Als einziges Orchester weltweit leisten sich die Berliner Philharmoniker eine Digital Concert Hall. Dort wird seit über einer Dekade jedes Konzert gegen eine Abogebühr im Internet gestreamt, ist dauerhaft abrufbar, dazu gibt es zusätzliche Inhalte wie ältere Archivaufnahmen. Von diesem Projekt will sich das Gewandhausorchester Leipzig jetzt etwas abschauen.
Das Orchester gehört zu den bedeutendsten künstlerischen wie gesellschaftspolitischen Säulen der sächsischen Metropole. Die sich selbst gern als Musikstadt tituliert, damit auch offensiv Stadtmarketing und Touristikwerbung betreibt. Am zentralen Augustusplatz gegenüber der Oper (die man auch bespielt) ist das trutzig-markante Gebäude des dritten Gewandhaussaales von 1981 nicht zu übersehen. Hier finden regelmäßig die Mendelssohn-Festtage wie Teile des Bach-Festes statt. Zudem richtet man bedeutende Musikfestivals aus, etwa im Namen Mahlers oder ab Mitte Mai zum 50. Todestag von Dmitri Schostakowitsch.
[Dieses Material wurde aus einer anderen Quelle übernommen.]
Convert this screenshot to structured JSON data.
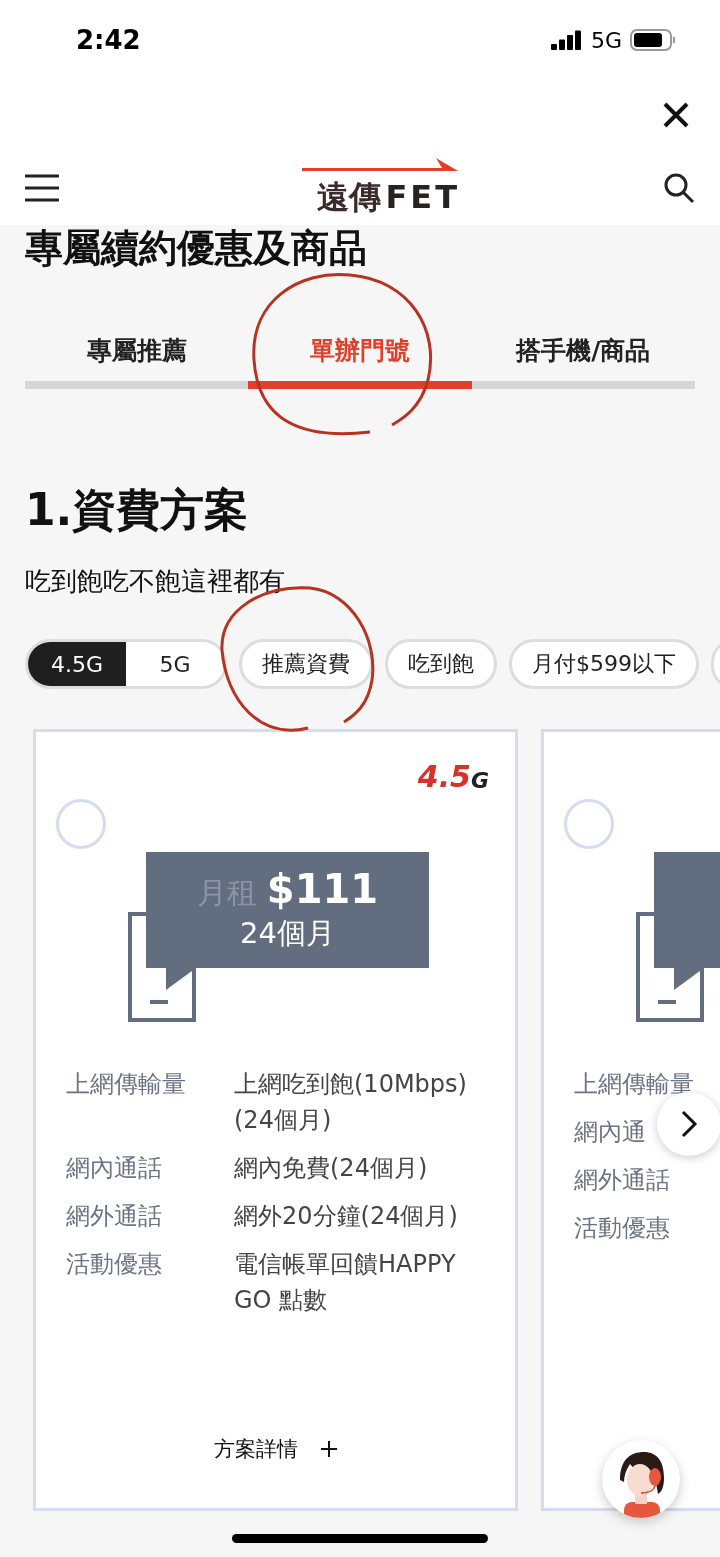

Doch Andreas Schulz, seit 1998 Gewandhausdirektor und damit verantwortlich für die Geschicke von Orchester wie Veranstaltungsstätte, reicht das nicht. Denn obwohl der direkte Nachbar im Hochhaus am Augustplatz der Mitteldeutsche Rundfunk ist, findet der umtriebige, immer auch nach neuen Möglichkeiten für seine Musiker Ausschau haltende Manager das Orchester in dessen Kulturprogrammen, insbesondere was Konzertübertragungen angeht, für unterrepräsentiert. Tendenz: rückläufig. Deshalb auch wurde 2023 mit Hilfe klingender Namen aus Industrie, Politik und Kultur eine Stiftung Zukunft Gewandhaus Leipzig ins Leben gerufen.
Die hat nun verschiedene Funktionen, ganze 14 sind aufgeführt. Aber neben der üblichen Unterstützung bei Tourneen, Sonderprojekten, Auftragswerken, Nachwuchsförderung und Instrumentenkauf findet sich da auch der Passus der „Durchführung multimedialer (u. a. Audio-/Video-Streams) und digitaler Projekte (u. a. CD, DVD und andere Bild-/Tonträger), insbesondere die des Gewandhaus Radios“, die man fördern möchte.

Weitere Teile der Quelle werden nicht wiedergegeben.